Critical AcclaimAll Vintages
"Mosquita Muerta" is an expression in Spanish which is used to describe a person with apparently little potential for success who ends up accomplishing a remarkable feat. Jose Millán chose this name for his project to mock those in the region who doubted of his potential as a wine business entrepreneur.
“I started in 2009 with the main idea of creating Premium Blends, and not only Malbec. To accomplish this, we do a careful selection of the different varietal, from different vineyards at the foothills of the Andes Mountains, in the most important wine regions from Mendoza, Argentina.“ – José Millan
Their philosophy is to use multiples fermentation and aging techniques at the winery with all their wines in order to deliver stunning hand-crafted wines.
This is a very personal project because José is the one who named and defined each wine. Behind every Mosquita Muerta wine there’s a story from José that he wants to tell us…
By far the largest and best-known winemaking province in Argentina, Mendoza is responsible for over 70% of the country’s enological output. Set in the eastern foothills of the Andes Mountains, the climate is dry and continental, presenting relatively few challenges for viticulturists during the growing season. Mendoza, divided into several distinctive sub-regions, including Luján de Cuyo and the Uco Valley, is the source of some of the country’s finest wines.
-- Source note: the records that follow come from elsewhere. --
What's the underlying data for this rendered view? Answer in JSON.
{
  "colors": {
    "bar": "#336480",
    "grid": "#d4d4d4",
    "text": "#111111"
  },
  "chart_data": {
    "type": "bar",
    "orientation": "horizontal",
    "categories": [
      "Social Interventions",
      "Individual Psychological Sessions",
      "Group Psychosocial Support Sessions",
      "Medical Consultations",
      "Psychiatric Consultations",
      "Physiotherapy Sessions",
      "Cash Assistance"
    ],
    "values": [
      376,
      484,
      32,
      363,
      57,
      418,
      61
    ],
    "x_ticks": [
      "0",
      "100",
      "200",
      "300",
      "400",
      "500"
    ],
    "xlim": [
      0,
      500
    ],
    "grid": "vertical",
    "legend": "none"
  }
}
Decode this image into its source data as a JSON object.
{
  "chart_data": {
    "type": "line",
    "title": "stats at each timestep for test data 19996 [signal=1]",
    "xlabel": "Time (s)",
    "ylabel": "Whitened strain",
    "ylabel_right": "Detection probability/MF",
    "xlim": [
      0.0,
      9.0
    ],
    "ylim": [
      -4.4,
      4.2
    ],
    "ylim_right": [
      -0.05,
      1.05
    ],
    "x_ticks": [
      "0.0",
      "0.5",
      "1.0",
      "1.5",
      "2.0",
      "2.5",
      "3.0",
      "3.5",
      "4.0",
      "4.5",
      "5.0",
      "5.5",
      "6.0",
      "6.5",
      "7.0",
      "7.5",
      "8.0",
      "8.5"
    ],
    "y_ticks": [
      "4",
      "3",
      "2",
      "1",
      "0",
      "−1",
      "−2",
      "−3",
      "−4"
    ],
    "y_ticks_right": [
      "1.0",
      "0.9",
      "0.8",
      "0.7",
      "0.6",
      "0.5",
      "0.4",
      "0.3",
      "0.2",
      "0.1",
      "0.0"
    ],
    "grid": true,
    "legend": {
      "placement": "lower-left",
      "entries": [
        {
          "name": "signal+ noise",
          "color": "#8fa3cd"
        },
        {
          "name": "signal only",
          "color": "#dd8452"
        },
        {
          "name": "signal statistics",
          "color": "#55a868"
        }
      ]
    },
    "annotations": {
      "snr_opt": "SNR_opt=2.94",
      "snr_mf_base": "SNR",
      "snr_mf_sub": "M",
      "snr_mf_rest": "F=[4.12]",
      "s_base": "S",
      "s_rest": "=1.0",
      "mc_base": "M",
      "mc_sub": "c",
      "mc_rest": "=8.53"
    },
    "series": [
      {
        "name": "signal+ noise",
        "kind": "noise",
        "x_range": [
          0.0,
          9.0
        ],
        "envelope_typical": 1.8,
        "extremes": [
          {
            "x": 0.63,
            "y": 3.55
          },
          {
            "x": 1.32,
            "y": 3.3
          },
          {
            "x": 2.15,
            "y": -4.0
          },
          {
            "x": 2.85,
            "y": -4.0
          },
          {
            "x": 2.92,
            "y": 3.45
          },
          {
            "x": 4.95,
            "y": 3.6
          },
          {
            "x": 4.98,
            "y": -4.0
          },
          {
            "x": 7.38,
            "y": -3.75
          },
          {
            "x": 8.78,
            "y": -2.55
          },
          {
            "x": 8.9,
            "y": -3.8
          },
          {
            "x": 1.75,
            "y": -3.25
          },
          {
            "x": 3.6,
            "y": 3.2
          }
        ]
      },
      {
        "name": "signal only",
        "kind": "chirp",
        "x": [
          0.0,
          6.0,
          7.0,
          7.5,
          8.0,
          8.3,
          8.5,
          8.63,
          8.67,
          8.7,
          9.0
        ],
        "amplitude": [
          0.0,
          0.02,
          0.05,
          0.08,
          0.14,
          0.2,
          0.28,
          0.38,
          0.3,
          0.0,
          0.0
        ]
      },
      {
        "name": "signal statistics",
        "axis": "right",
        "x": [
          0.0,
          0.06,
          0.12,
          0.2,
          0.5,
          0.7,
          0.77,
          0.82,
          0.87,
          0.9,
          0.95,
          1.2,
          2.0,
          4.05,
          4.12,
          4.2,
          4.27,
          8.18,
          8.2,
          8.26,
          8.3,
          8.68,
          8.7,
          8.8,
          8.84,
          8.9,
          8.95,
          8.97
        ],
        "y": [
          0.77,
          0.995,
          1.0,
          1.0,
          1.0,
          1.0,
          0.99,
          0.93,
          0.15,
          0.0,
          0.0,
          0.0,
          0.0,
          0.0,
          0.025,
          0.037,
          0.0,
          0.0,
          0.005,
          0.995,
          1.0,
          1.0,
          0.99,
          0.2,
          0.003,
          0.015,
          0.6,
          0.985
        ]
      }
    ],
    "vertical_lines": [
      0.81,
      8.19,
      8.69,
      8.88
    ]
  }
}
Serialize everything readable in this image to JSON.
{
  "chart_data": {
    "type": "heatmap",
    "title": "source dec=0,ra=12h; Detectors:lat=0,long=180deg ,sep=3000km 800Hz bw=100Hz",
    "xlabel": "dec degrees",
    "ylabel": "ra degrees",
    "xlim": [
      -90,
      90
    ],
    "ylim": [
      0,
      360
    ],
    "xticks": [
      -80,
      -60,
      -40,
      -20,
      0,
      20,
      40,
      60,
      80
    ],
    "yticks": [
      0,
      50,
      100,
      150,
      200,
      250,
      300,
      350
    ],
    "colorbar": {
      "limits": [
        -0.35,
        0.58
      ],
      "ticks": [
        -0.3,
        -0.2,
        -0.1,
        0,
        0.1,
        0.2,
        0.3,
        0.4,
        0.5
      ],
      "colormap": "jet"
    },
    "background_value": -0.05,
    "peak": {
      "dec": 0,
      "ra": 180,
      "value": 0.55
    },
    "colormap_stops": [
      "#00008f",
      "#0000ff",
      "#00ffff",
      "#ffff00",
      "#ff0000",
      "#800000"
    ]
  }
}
For many wine lovers, Mendoza is practically synonymous with Malbec. Originally a Bordelaise variety brought to Argentina by the French in the mid-1800s, here it found success and renown that it never knew in its homeland where a finicky climate gives mixed results. Cabernet Sauvignon, Syrah, Merlot and Pinot Noir are all widely planted here as well (and sometimes even blended with each other or Malbec). Mendoza's main white varieties include Chardonnay, Torrontés, Sauvignon Blanc and Sémillon.
With hundreds of red grape varieties to choose from, winemakers have the freedom to create a virtually endless assortment of blended wines. In many European regions, strict laws are in place determining the set of varieties that may be used, but in the New World, experimentation is permitted and encouraged. Blending can be utilized to enhance balance or create complexity, lending different layers of flavors and aromas. For example, a variety that creates a fruity and full-bodied wine would do well combined with one that is naturally high in acidity and tannins. Sometimes small amounts of a particular variety are added to boost color or aromatics. Blending can take place before or after fermentation, with the latter, more popular option giving more control to the winemaker over the final qualities of the wine.